The monitors and their administrative staff left on an Air France flight Wednesday along with about 170 Haitians approved for refugee status in the United States.
At the same time, Air France announced on Wednesday that it was suspending its three weekly flights as of Aug. 1, as demanded by the United States. All other passenger flights here were suspended June 25; with the last Air France flight, Haiti will be isolated as part of U.N. economic sanctions designed to force the military to give up power.
But most diplomats and military experts here don’t see the military regime leaving, as the international community hopes.
“Biamby and Cedras are here to stay,” said a source close to the military, speaking of Lt. Gen. Raoul Cedras, the junta’s strongman, and his chief of staff, Gen. Philippe Biamby. “The rest of the officers are sitting on their hands, afraid to move” against the commanders, he said.
Diplomats said they also expect the army to step up harassment of foreigners, particularly news reporters, both to restrict their ability to monitor the bloodletting and to intimidate them so they will leave.
When asked if such actions could not be seen as provoking international intervention, one diplomat said the military and its puppet government either don’t believe there will be U.S. action--or they don’t care if there is.
“They have successfully resisted (international pressure) for 2 1/2 years,” he said, “and each day encourages them. They are more assured and more audacious. They think they can do anything.”
In any case, he said, the military is actually more unified than before, reinforced by fear that any dissension now would destroy their institution or by the belief that Cedras is right and it would be foolhardy to rebel against him.

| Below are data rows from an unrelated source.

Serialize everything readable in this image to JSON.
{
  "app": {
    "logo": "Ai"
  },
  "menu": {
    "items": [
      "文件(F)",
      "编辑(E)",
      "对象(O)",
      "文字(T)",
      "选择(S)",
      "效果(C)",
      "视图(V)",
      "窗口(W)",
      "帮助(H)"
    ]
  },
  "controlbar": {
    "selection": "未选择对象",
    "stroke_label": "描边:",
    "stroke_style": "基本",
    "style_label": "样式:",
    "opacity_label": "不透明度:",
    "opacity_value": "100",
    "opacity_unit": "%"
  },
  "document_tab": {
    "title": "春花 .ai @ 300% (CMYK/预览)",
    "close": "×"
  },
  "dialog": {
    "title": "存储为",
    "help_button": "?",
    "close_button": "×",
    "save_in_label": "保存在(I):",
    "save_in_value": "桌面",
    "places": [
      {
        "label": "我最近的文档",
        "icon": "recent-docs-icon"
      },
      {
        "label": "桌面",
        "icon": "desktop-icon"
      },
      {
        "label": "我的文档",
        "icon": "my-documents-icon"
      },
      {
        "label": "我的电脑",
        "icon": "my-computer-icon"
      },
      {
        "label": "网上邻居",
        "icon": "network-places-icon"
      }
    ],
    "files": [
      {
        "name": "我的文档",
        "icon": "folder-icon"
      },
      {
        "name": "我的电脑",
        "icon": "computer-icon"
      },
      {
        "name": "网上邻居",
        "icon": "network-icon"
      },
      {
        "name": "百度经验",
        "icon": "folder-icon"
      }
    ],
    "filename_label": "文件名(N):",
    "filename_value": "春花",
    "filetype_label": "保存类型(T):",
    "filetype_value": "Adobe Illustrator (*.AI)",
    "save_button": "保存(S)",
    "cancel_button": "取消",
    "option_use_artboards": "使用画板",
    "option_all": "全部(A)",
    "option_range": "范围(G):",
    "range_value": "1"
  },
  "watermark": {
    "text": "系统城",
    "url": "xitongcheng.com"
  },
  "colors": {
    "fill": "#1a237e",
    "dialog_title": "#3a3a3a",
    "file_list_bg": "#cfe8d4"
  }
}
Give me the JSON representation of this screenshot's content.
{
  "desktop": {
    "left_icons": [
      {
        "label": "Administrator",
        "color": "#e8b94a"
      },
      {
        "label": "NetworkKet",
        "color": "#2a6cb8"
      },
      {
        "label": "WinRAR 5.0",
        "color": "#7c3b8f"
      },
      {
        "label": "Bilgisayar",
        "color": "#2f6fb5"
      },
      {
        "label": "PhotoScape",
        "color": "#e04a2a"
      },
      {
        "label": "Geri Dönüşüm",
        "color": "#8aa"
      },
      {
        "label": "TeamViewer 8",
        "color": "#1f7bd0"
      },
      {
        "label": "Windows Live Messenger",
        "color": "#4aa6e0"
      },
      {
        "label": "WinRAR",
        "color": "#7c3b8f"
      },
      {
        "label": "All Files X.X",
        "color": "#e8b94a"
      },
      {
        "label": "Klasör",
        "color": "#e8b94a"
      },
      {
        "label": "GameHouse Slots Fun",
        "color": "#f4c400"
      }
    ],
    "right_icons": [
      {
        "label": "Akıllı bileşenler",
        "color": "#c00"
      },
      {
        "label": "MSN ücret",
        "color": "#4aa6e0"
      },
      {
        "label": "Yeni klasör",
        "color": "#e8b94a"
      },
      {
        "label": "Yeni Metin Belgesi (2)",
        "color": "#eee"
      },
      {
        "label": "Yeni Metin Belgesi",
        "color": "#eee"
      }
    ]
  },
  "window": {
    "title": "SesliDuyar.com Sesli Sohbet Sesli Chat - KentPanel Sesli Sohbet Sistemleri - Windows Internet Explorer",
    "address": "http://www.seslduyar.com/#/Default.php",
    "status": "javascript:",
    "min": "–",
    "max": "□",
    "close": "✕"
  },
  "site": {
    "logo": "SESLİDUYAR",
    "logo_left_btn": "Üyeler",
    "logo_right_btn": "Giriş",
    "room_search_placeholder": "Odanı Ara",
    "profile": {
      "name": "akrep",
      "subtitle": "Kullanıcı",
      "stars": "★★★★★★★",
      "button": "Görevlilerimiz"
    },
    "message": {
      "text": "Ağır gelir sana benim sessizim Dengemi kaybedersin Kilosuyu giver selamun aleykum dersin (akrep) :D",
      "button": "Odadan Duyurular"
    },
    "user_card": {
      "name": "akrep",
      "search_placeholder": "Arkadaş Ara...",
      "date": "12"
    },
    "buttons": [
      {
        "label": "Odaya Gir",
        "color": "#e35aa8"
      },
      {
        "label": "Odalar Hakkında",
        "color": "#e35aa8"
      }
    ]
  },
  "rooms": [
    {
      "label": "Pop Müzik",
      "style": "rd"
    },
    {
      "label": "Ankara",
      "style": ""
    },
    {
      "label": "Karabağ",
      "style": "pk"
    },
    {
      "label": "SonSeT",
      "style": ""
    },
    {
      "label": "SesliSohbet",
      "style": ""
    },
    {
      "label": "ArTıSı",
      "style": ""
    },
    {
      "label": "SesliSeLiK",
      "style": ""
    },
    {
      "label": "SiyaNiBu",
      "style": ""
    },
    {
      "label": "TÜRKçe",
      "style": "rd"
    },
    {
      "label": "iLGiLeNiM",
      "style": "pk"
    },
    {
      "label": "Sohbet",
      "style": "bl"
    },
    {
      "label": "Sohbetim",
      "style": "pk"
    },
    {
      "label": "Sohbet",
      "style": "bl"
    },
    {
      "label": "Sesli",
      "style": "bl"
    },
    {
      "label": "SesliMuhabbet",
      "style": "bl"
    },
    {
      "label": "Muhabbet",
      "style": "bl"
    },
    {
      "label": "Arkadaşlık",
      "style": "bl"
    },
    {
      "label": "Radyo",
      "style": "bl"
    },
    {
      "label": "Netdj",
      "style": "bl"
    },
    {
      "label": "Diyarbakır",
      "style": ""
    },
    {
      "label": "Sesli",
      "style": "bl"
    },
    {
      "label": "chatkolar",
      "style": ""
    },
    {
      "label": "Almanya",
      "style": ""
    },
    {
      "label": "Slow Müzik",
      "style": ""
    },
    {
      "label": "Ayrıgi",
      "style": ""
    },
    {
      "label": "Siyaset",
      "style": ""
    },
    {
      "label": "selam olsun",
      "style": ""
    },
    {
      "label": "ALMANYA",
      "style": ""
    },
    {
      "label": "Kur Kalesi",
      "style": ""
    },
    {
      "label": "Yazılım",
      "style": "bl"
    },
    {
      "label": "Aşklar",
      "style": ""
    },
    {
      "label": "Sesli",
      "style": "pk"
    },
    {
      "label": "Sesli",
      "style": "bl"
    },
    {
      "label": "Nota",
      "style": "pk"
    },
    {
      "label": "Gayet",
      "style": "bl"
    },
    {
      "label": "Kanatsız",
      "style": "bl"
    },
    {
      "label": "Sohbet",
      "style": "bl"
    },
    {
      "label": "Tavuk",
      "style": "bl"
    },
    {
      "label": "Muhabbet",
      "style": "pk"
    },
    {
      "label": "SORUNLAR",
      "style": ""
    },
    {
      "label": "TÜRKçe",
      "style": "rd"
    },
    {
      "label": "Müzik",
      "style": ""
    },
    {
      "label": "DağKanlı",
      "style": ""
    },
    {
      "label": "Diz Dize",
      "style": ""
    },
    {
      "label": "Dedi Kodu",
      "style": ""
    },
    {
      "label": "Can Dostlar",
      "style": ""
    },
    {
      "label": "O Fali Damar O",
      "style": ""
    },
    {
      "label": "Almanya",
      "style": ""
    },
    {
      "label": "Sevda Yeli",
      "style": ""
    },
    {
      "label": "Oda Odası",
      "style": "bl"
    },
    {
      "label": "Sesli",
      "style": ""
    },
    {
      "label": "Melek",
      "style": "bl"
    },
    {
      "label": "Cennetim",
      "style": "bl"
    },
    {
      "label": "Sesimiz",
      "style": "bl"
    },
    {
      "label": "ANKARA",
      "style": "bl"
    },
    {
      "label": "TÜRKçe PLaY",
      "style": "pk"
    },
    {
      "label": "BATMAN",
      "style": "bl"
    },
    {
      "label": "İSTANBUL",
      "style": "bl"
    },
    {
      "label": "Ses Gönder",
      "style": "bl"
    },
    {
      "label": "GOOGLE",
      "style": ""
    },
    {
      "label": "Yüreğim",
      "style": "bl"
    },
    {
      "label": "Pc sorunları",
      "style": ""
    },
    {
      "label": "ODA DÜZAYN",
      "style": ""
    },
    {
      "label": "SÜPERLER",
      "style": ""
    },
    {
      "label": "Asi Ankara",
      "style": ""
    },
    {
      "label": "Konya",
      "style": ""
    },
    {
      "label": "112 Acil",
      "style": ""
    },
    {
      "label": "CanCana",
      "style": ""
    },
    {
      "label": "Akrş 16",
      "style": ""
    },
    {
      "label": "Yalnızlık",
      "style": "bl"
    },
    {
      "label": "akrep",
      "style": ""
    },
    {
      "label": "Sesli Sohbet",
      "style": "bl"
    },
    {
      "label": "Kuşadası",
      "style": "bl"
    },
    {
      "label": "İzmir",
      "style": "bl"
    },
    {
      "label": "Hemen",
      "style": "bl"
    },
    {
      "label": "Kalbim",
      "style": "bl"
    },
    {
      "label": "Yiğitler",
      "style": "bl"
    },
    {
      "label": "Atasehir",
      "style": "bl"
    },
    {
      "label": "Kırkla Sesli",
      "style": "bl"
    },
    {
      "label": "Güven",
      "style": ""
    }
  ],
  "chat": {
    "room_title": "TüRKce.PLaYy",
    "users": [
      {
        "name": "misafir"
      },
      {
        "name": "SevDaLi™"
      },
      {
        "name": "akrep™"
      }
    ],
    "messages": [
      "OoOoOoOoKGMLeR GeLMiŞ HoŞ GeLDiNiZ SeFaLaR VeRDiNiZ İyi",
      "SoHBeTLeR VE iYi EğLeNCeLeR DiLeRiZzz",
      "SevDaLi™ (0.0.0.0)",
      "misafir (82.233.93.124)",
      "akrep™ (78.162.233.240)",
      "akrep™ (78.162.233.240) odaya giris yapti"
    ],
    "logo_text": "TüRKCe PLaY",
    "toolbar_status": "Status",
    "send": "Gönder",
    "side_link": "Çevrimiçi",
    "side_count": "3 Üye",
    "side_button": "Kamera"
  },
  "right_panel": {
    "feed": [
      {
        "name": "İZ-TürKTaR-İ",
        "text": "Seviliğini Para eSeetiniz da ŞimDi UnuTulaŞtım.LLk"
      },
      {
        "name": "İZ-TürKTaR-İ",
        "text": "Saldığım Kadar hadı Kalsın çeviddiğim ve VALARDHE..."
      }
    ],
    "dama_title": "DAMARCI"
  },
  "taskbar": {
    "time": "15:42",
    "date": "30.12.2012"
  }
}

In Washington, State Department spokeswoman Christine Shelly said the Coast Guard picked up 770 Haitians on Tuesday, bringing the total number to about 20,000 since June 15.
Meanwhile, there were reports that U.S. Marines had staged a mock evacuation on the Bahamian island of Great Inagua on Wednesday, practicing the sort of operation they might conduct if ordered to get Americans and others out of Haiti. Military officials said the two-day mission was routine. But some Clinton Administration officials publicized the drill, apparently as part of the effort to coerce Haiti’s military leaders.
Times staff writer Norman Kempster in Washington contributed to this report.